Philippines national life insurer buyout gets green light

Regulator approves the sale of the troubled National Life Insurance Corporation of the Philippines, which will be incorporated as a rehabilitated company

Insurance News

By Louie Bacani


Industry regulators have approved the sale of the beleaguered National Life Insurance Corporation of the Philippines (NLIC) for £15.57mn.
 
The country’s Insurance Commission (IC) said 6762 Holdings Corporation emerged as the winning bidder for 1.5 million NLIC common shares as well as its debts, BusinessWorld reported.
 
Under the agreement signed on May 6, a new company shall be incorporated by 6762 Holdings to be designated as the “Rehabilitated NLIC,” according to the report.
 
The report added that the new company can use the corporate name “National Life Insurance Company of the Philippines” and should comply with the statutory net worth requirements applicable to existing insurance companies.
 
According to the regulator, it will closely supervise the new company until it is able to operate normally.
 
“With the execution of the Sale and Purchase Agreement, we take a major step toward concluding the successful life insurer rehabilitation in the Philippine insurance industry,” Businessworld quoted Insurance Commissioner Emmanuel Dooc as saying.
 
“The Insurance Commission and parties representing various interests have worked together in an unprecedented way starting from the formulation and several modifications of rehabilitation plan until its implementation.

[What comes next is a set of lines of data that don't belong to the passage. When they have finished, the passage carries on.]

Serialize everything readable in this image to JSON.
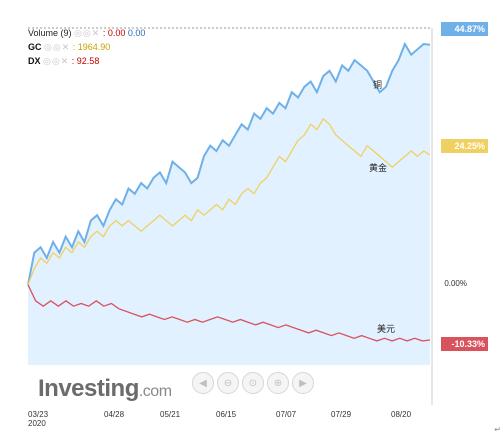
{
  "legend": {
    "volume": {
      "label": "Volume (9)",
      "value1": ": 0.00",
      "value2": "0.00"
    },
    "gc": {
      "label": "GC",
      "value": ": 1964.90"
    },
    "dx": {
      "label": "DX",
      "value": ": 92.58"
    }
  },
  "logo": {
    "text": "Investing",
    "suffix": ".com"
  },
  "nav_icons": [
    "arrow-left-icon",
    "zoom-out-icon",
    "zoom-reset-icon",
    "zoom-in-icon",
    "arrow-right-icon"
  ],
  "zero_label": "0.00%",
  "chart_data": {
    "type": "line",
    "title": "",
    "x_ticks": [
      "03/23\n2020",
      "04/28",
      "05/21",
      "06/15",
      "07/07",
      "07/29",
      "08/20"
    ],
    "ylabel": "%",
    "series": [
      {
        "name": "铜",
        "end_label": "44.87%",
        "color": "#6fb0e8",
        "values": [
          0,
          6,
          7,
          5,
          8,
          6,
          9,
          7,
          10,
          8,
          12,
          13,
          11,
          14,
          16,
          15,
          18,
          17,
          19,
          18,
          20,
          21,
          19,
          23,
          22,
          21,
          19,
          20,
          24,
          26,
          25,
          27,
          26,
          28,
          30,
          29,
          32,
          31,
          33,
          32,
          34,
          33,
          36,
          35,
          37,
          38,
          36,
          39,
          40,
          38,
          41,
          40,
          42,
          41,
          40,
          38,
          36,
          37,
          40,
          42,
          45,
          43,
          44,
          45,
          44.87
        ]
      },
      {
        "name": "黄金",
        "end_label": "24.25%",
        "color": "#f0d060",
        "values": [
          0,
          3,
          5,
          4,
          6,
          5,
          7,
          6,
          8,
          7,
          9,
          10,
          9,
          11,
          12,
          11,
          12,
          11,
          10,
          11,
          12,
          13,
          12,
          11,
          12,
          13,
          12,
          14,
          13,
          14,
          15,
          14,
          16,
          15,
          17,
          18,
          17,
          19,
          20,
          22,
          24,
          23,
          25,
          27,
          28,
          30,
          29,
          31,
          30,
          28,
          27,
          26,
          25,
          24,
          26,
          25,
          24,
          23,
          22,
          23,
          24,
          25,
          24,
          25,
          24.25
        ]
      },
      {
        "name": "美元",
        "end_label": "-10.33%",
        "color": "#d9535d",
        "values": [
          0,
          -3,
          -4,
          -3,
          -4,
          -3,
          -4,
          -3.5,
          -4,
          -3,
          -4,
          -3.5,
          -4.5,
          -5,
          -5.5,
          -6,
          -5.5,
          -6,
          -6.5,
          -6,
          -6.5,
          -7,
          -6.5,
          -7,
          -6.5,
          -6,
          -6.5,
          -7,
          -6.5,
          -7,
          -7.5,
          -7,
          -7.5,
          -8,
          -7.5,
          -8,
          -8.5,
          -9,
          -8.5,
          -9,
          -9.5,
          -9,
          -9.5,
          -10,
          -9.5,
          -10,
          -10.5,
          -10,
          -10.5,
          -10,
          -10.5,
          -10,
          -10.5,
          -10.33
        ]
      }
    ],
    "ylim": [
      -15,
      48
    ],
    "grid": false,
    "area_fill_series": "铜"
  }
}
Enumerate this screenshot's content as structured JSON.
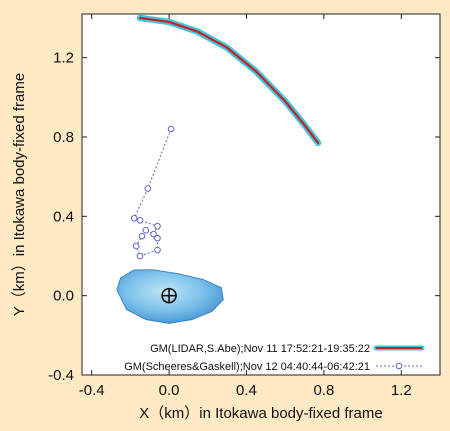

I am satisfied that this transaction will enable us to complete the rehabilitation in a very positive fashion taking into primary consideration the best interest of the NLIC’s policyholders,” he added.
 
NLIC, a life insurance firm operating for over 80 years, has been twice placed under conservatorship by the IC due to its accumulated losses that eroded its solvency margin.
 
In 2013, the IC approved salient parts of the rehabilitation proposals submitted by NLIC’s conservator and policyholders.